Department of Pathology, Johns Hopkins Medical Institutions, Baltimore, MD, USA.
J Biomed Sci. 2011 Mar 8;18(1):21. doi: 10.1186/1423-0127-18-21.
Antigen-specific immunotherapy using DNA vaccines has emerged as an attractive approach for the control of tumors. Another novel cancer therapy involves the employment of the vascular disrupting agent, 5,6-dimethylxanthenone-4-acetic acid (DMXAA). In the current study, we aimed to test the combination of DMXAA treatment with human papillomavirus type 16 (HPV-16) E7 DNA vaccination to enhance the antitumor effects and E7-specific CD8+ T cell immune responses in treated mice. We determined that treatment with DMXAA generates significant therapeutic effects against TC-1 tumors but does not enhance the antigen-specific immune responses in tumor bearing mice. We then found that combination of DMXAA treatment with E7 DNA vaccination generates potent antitumor effects and E7-specific CD8+ T cell immune responses in the splenocytes of tumor bearing mice. Furthermore, the DMXAA-mediated enhancement or suppression of E7-specific CD8+ T cell immune responses generated by CRT/E7 DNA vaccination was found to be dependent on the time of administration of DMXAA and was also applicable to other antigen-specific vaccines. In addition, we determined that inducible nitric oxide synthase (iNOS) plays a role in the immune suppression caused by DMXAA administration before DNA vaccination. Our study has significant implications for future clinical translation.

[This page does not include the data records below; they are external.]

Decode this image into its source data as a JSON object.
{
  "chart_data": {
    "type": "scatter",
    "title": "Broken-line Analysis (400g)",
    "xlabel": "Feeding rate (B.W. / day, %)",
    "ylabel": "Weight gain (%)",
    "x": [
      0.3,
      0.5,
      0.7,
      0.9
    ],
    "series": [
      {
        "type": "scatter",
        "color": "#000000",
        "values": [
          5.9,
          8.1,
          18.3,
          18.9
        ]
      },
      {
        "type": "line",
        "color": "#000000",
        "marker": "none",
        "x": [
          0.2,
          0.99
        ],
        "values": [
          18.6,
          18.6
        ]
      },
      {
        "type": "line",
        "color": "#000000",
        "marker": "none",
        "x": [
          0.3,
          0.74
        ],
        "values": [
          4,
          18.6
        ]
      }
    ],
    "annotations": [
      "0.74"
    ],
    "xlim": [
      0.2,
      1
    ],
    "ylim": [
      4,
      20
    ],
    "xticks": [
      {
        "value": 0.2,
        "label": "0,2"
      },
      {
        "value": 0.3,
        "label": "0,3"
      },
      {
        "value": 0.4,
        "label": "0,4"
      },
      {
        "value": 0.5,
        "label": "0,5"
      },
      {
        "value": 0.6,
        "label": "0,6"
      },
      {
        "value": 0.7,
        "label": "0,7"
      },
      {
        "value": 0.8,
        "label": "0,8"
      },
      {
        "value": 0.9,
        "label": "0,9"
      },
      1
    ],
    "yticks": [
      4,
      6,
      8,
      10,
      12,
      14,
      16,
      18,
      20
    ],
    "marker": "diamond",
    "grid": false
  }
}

用 DNA 疫苗进行抗原特异性免疫治疗已成为控制肿瘤的一种有吸引力的方法。另一种新型癌症治疗方法涉及使用血管破坏剂 5,6-二甲基黄嘌呤-4-乙酸(DMXAA)。在本研究中,我们旨在测试 DMXAA 治疗与人乳头瘤病毒 16(HPV-16)E7 DNA 疫苗接种的联合应用,以增强治疗小鼠的抗肿瘤作用和 E7 特异性 CD8+T 细胞免疫反应。我们确定,DMXAA 治疗可显著对抗 TC-1 肿瘤产生治疗效果,但不能增强荷瘤小鼠的抗原特异性免疫反应。然后我们发现,DMXAA 治疗与 E7 DNA 疫苗接种联合应用可在荷瘤小鼠的脾细胞中产生强大的抗肿瘤作用和 E7 特异性 CD8+T 细胞免疫反应。此外,发现 DMXAA 介导的 CRT/E7 DNA 疫苗接种产生的 E7 特异性 CD8+T 细胞免疫反应的增强或抑制取决于 DMXAA 给药的时间,并且也适用于其他抗原特异性疫苗。此外,我们确定诱导型一氧化氮合酶(iNOS)在 DNA 疫苗接种前 DMXAA 给药引起的免疫抑制中起作用。我们的研究对未来的临床转化具有重要意义。